L’Arkansas et la Rivière-Blanche ont géologiquement une embouchure commune, bien qu’aujourd’hui les branches principales de chacun de ces affluens se déversent dans le Mississipi à une vingtaine de kilomètres l’une de l’autre. Les deux rivières et le fleuve lui-même sont unis par un réseau d’innombrables bayous[1] qui changent à chaque inondation de cours et de profondeur, et se jettent alternativement dans l’un ou l’autre des trois courans, selon la hauteur respective des crues. Quand le Mississipi est très élevé, il dégorge le surplus de ses eaux dans le système des bayous, et ceux-ci à leur tour se vident dans l’Arkansas et dans la Rivière-Blanche. Pendant la saison des eaux basses au contraire, alors que l’eau versée par le Mississipi dans les marécages de la région d’effondrement a eu le temps de se traîner de lagune en lagune jusque dans la Rivière-Blanche, celle-ci se charge à son tour d’alimenter le réseau de bayous qui l’unit au Mississipi et à l’Arkansas. Quand il a beaucoup plu dans les prairies de l’ouest, et que l’Arkansas s’est enflé plus que de coutume, alors la pression de ses eaux refoule dans les bayous celles du Mississipi, et pour un temps il s’empare du delta commun. C’est la partie de son cours où le Mississipi présente le mieux tous ces phénomènes d’engorgement qui se reproduisent sur les bords de l’Amazone d’une manière beaucoup plus grandiose. A l’embouchure du Japura surtout, l’Amazone forme avec cet affluent un réseau inextricable de bayous et de fausses rivières[2] qui semblent couler indifféremment dans l’un ou l’autre sens, et, sur un espace de plusieurs milliers de kilomètres carrés, promènent le superflu de leurs eaux de marécage en marécage à travers les forêts vierges. Ces systèmes de bayous, caños ou furos, comme on les appelle dans l’Amérique du Sud, ressemblent à ces engorgemens où l’abondance du sang se forme un réseau de fausses artères et de fausses veines.

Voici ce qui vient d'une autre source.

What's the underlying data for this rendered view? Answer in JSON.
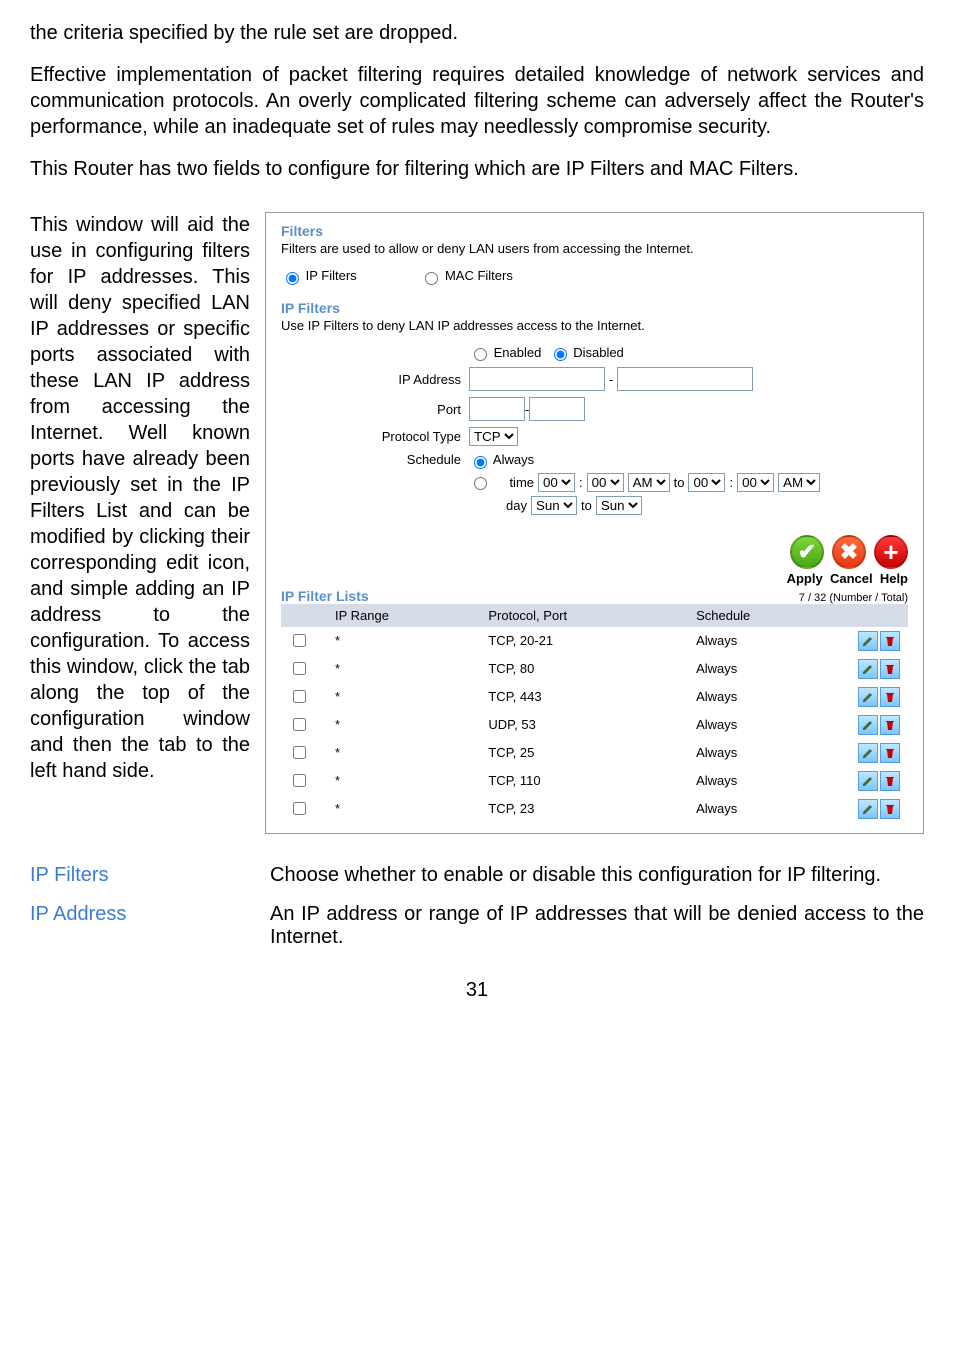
{
  "intro": {
    "p1": "the criteria specified by the rule set are dropped.",
    "p2": "Effective implementation of packet filtering requires detailed knowledge of network services and communication protocols. An overly complicated filtering scheme can adversely affect the Router's performance, while an inadequate set of rules may needlessly compromise security.",
    "p3": "This Router has two fields to configure for filtering which are IP Filters and MAC Filters."
  },
  "leftText": "This window will aid the use in configuring filters for IP addresses. This will deny specified LAN IP addresses or specific ports associated with these LAN IP address from accessing the Internet. Well known ports have already been previously set in the IP Filters List and can be modified by clicking their corresponding edit icon, and simple adding an IP address to the configuration. To access this window, click the tab along the top of the configuration window and then the tab to the left hand side.",
  "panel": {
    "filtersTitle": "Filters",
    "filtersDesc": "Filters are used to allow or deny LAN users from accessing the Internet.",
    "radioIP": "IP Filters",
    "radioMAC": "MAC Filters",
    "ipFiltersTitle": "IP Filters",
    "ipFiltersDesc": "Use IP Filters to deny LAN IP addresses access to the Internet.",
    "enabledLabel": "Enabled",
    "disabledLabel": "Disabled",
    "ipAddressLabel": "IP Address",
    "ipDash": "-",
    "portLabel": "Port",
    "portDash": "-",
    "protocolLabel": "Protocol Type",
    "protocolValue": "TCP",
    "scheduleLabel": "Schedule",
    "alwaysLabel": "Always",
    "timeLabel": "time",
    "colon": ":",
    "toLabel": "to",
    "dayLabel": "day",
    "hour": "00",
    "minute": "00",
    "ampm": "AM",
    "dayVal": "Sun",
    "applyLabel": "Apply",
    "cancelLabel": "Cancel",
    "helpLabel": "Help",
    "listTitle": "IP Filter Lists",
    "listCount": "7 / 32 (Number / Total)",
    "headers": {
      "range": "IP Range",
      "protocol": "Protocol, Port",
      "schedule": "Schedule"
    },
    "rows": [
      {
        "range": "*",
        "protocol": "TCP, 20-21",
        "schedule": "Always"
      },
      {
        "range": "*",
        "protocol": "TCP, 80",
        "schedule": "Always"
      },
      {
        "range": "*",
        "protocol": "TCP, 443",
        "schedule": "Always"
      },
      {
        "range": "*",
        "protocol": "UDP, 53",
        "schedule": "Always"
      },
      {
        "range": "*",
        "protocol": "TCP, 25",
        "schedule": "Always"
      },
      {
        "range": "*",
        "protocol": "TCP, 110",
        "schedule": "Always"
      },
      {
        "range": "*",
        "protocol": "TCP, 23",
        "schedule": "Always"
      }
    ]
  },
  "defs": {
    "term1": "IP Filters",
    "desc1": "Choose whether to enable or disable this configuration for IP filtering.",
    "term2": "IP Address",
    "desc2": "An IP address or range of IP addresses that will be denied access to the Internet."
  },
  "pageNum": "31"
}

L’Arkansas est une rivière beaucoup moins importante qu’on ne le croirait en voyant son tracé sur la carte. Bien qu’elle ait 3,500 kilomètres de long, depuis sa source dans les Montagnes-Rocheuses

  1. Les bayous sont des canaux remplis d’une eau croupissante qui coule tantôt dans un sens, tantôt dans un autre. Ce terme n’est pas dérivé du mot français boyau, comme on le répète souvent en Louisiane; il est plutôt un diminutif de baie. En effet, c’est par les nombreuses baies qui frangent le delta mississipien que les Français ont d’abord pénétré dans l’intérieur et reconnu le réseau des petites baies, bayons ou bayous, qui coupent la plaine dans tous les sens.
  2. Les fausses rivières sont d’anciens lits abandonnés par le courant d’un fleuve ou d’une rivière et transformés en lacs d’eau dormante.